Book Read Free

Dark Ride

Page 4

by Caroline Green


  But birds didn’t whisper.

  On the other hand, maybe I got a little caught up in the atmosphere and imagined the whole thing. I knew I would sound like a complete loon if I said any of this out loud. I put my damp face in my hands. I was shaking all over and about as exhausted as I’d ever felt in my whole life.

  ‘Come on,’ said Luka kindly. ‘Let’s go and sit down for a minute.’

  We walked over to the side of the carousel and sat down on the outer rim. I took deep breaths, trying to steady myself. I really wanted to believe Luka was behind what happened but I knew I’d heard something weird in there.

  ‘I’m really sorry,’ he said. ‘I didn’t expect the ride to get stuck, and I really didn’t come in there.
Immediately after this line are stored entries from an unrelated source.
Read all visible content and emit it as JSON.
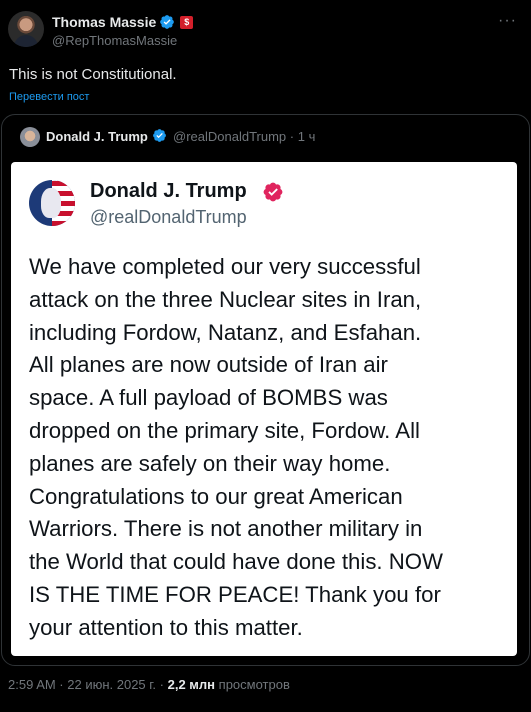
{
  "author": {
    "name": "Thomas Massie",
    "handle": "@RepThomasMassie",
    "flag_label": "$"
  },
  "more_label": "···",
  "post_text": "This is not Constitutional.",
  "translate_label": "Перевести пост",
  "quoted": {
    "name": "Donald J. Trump",
    "handle": "@realDonaldTrump",
    "time": "· 1 ч",
    "card": {
      "name": "Donald J. Trump",
      "handle": "@realDonaldTrump",
      "lines": [
        "We have completed our very successful",
        "attack on the three Nuclear sites in Iran,",
        "including Fordow, Natanz, and Esfahan.",
        "All planes are now outside of Iran air",
        "space. A full payload of BOMBS was",
        "dropped on the primary site, Fordow. All",
        "planes are safely on their way home.",
        "Congratulations to our great American",
        "Warriors. There is not another military in",
        "the World that could have done this. NOW",
        "IS THE TIME FOR PEACE! Thank you for",
        "your attention to this matter."
      ]
    }
  },
  "meta": {
    "time": "2:59 AM · 22 июн. 2025 г. ·",
    "views_count": "2,2 млн",
    "views_label": "просмотров"
  },
  "colors": {
    "background": "#000000",
    "link_blue": "#1d9bf0",
    "muted_gray": "#71767b",
    "verified_blue": "#1d9bf0",
    "card_badge_pink": "#e0245e"
  },
  "icons": [
    "avatar",
    "verified-badge-icon",
    "flag-badge-icon",
    "more-options-icon"
  ]
}
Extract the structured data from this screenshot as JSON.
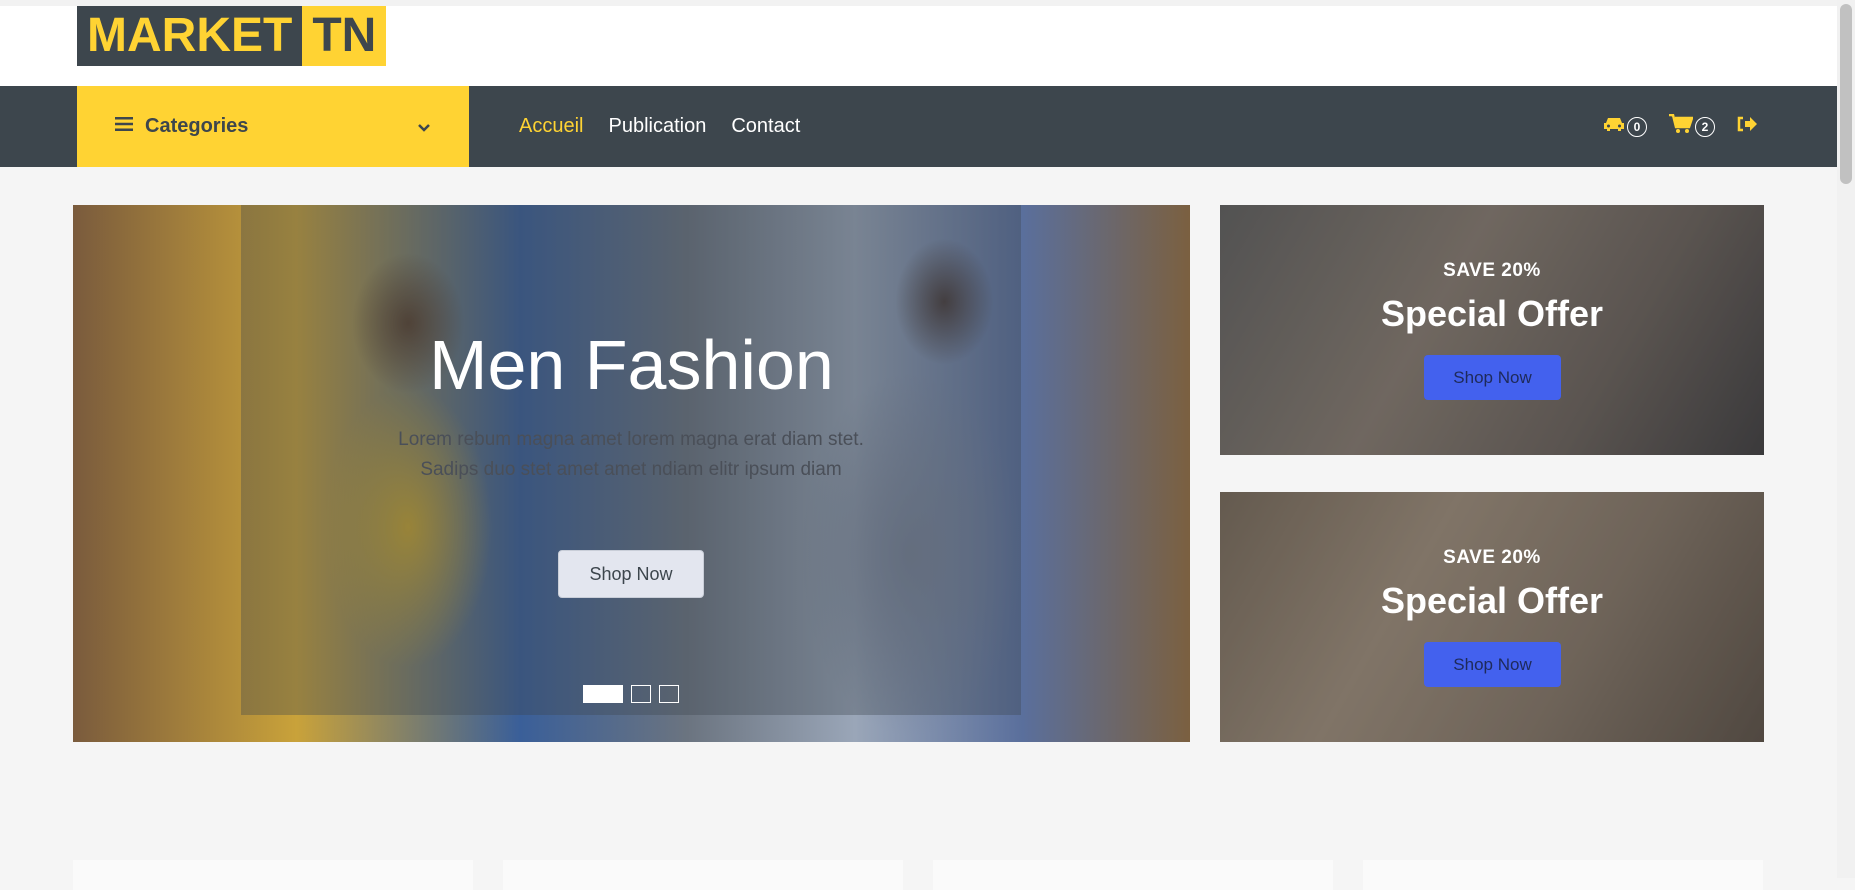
{
  "logo": {
    "part1": "MARKET",
    "part2": "TN"
  },
  "navbar": {
    "categories_label": "Categories",
    "links": [
      {
        "label": "Accueil",
        "active": true
      },
      {
        "label": "Publication",
        "active": false
      },
      {
        "label": "Contact",
        "active": false
      }
    ],
    "car_icon": "car-icon",
    "car_count": "0",
    "cart_icon": "shopping-cart-icon",
    "cart_count": "2",
    "logout_icon": "sign-out-icon"
  },
  "hero": {
    "title": "Men Fashion",
    "description": "Lorem rebum magna amet lorem magna erat diam stet. Sadips duo stet amet amet ndiam elitr ipsum diam",
    "button_label": "Shop Now",
    "slides_total": 3,
    "slide_active": 1
  },
  "offers": [
    {
      "save_text": "SAVE 20%",
      "title": "Special Offer",
      "button_label": "Shop Now"
    },
    {
      "save_text": "SAVE 20%",
      "title": "Special Offer",
      "button_label": "Shop Now"
    }
  ],
  "colors": {
    "accent": "#ffd333",
    "dark": "#3d464d",
    "offer_button": "#4361ee"
  }
}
It was probably just the dark playing tricks on you.’ He paused and seemed to shiver. ‘It does that sometimes.’

  My hair was hanging down over my face. I saw Luka raise his hand and I had the crazy thought that he was going to gently brush my hair off my forehead. I stopped breathing for a moment. He let his hand drop and looked down at his feet instead.

  ‘Yeah, well ...’ I was still shaken up and felt like I wanted to hurt him. ‘Why d’you hang around in this dump anyway? Haven’t you got anything better to do?’

  ‘Not really,’ said Luka in a tight voice. ‘Anyway, I’m waiting.’

  ‘Waiting? What for, a bus?’

  ‘No,’ he said. ‘My mum.’

  ‘Where’s she gone?’ I said, wondering if it was me who was weird or this whole conversation.

  ‘I don’t know,’ said Luka quietly. ‘She disappeared.’

  CHAPTER 8

  In the Café

  The air in the café was thick with grease and sputtering steam from the big metal water heater behind the counter. I could feel sweat prickle around my hairline from the sudden heat.

  I still had money from the shopping I was meant to do two days ago in my pocket. Luka said he didn’t want anything but I bought him a cup of thick orange tea, which sat, untouched, in front of him. I was facing the fogged-up window, watching drops of water race towards the finishing line.

  Luka hadn’t said much when I suggested we got out of the fairground and found a café. He just shrugged and followed me.

  I cleared my throat. ‘So ... what did you mean out there. About your mum?’

  He looked at me with those dark eyes and I wondered for a minute if he was one of those people who makes things up for attention, like Tommy Linden in my old primary school. He claimed he was JK Rowling’s nephew and she’d based all the Harry Potter books on him.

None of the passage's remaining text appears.